Python runtime version
python3.7
OS info
Problem is seen running in a container.
Steps to reproduce:
I've tried to emulate the pattern in #255 for running bolt + slack, so a simplified version of my app looks like this:
# ./app.py
from flask import Flask
from slack_app.slack_service import slack
slack.connect()
app = Flask(__name__)
# ./slack_app/slack_service.py
from slack_bolt import App
from slack_bolt.error import BoltUnhandledRequestError
from slack_bolt.adapter.socket_mode.websocket_client import SocketModeHandler
SLACK_APP_TOKEN, SLACK_BOT_TOKEN = get_slack_tokens_from_env()
app = App(
token=SLACK_BOT_TOKEN,
raise_error_for_unhandled_request=True,
)
slack = SocketModeHandler(app, SLACK_APP_TOKEN)
@app.error
def handle_errors(error):
if isinstance(error, BoltUnhandledRequestError):
pass
else:
logger.error(error)
I doubt the BoltUnhandledRequestError
is causing this but included it in my example code just in case.
Maybe of note is that i'm using websocket_client
based on the suggestion in slackapi/python-slack-sdk#1024. We were seeing the same BlockingIOError
logs.
Also maybe of note is that in #255 you suggest using two threads for gunicorn and we are just currently running with:
gunicorn app:app --workers=1 --bind=0.0.0.0:8080 --timeout=3600
Lastly of note is that I am unable to repro this problem locally, and I'm just seeing it inside of our kubernetes cluster.
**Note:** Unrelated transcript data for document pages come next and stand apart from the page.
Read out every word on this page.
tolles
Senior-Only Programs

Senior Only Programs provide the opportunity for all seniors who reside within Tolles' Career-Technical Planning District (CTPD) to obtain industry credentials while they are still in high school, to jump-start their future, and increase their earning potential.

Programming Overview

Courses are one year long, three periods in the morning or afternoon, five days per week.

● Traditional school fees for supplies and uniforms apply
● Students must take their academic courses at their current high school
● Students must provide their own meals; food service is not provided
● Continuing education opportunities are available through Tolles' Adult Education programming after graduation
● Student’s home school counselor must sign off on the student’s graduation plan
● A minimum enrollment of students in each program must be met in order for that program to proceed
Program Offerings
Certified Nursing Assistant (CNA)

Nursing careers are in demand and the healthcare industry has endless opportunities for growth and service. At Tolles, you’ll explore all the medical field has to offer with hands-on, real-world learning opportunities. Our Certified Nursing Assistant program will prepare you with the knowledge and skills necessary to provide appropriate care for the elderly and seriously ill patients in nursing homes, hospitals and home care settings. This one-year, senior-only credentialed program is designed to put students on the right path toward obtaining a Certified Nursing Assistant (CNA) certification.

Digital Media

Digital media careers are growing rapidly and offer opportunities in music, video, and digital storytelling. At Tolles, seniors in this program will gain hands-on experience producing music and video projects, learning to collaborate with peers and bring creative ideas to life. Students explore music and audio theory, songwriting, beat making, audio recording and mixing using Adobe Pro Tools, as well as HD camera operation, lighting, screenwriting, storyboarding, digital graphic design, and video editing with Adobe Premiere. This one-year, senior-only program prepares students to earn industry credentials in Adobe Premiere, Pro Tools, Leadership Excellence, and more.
Unfortunately I'm not savvy enough to know how to debug whether the k8s infra is causing my problem (although I am simultaneous to filing this issue working with the people who maintain that infra to investigate from that side).
Expected result:
My slack connection doesn't die.
Actual result:
My app connects fine initially, but after some period of time disconnects from slack and the logs quickly degenerate into the following error every 5 seconds:
on_error invoked (error: WebSocketConnectionClosedException, message: Connection to remote host was lost.)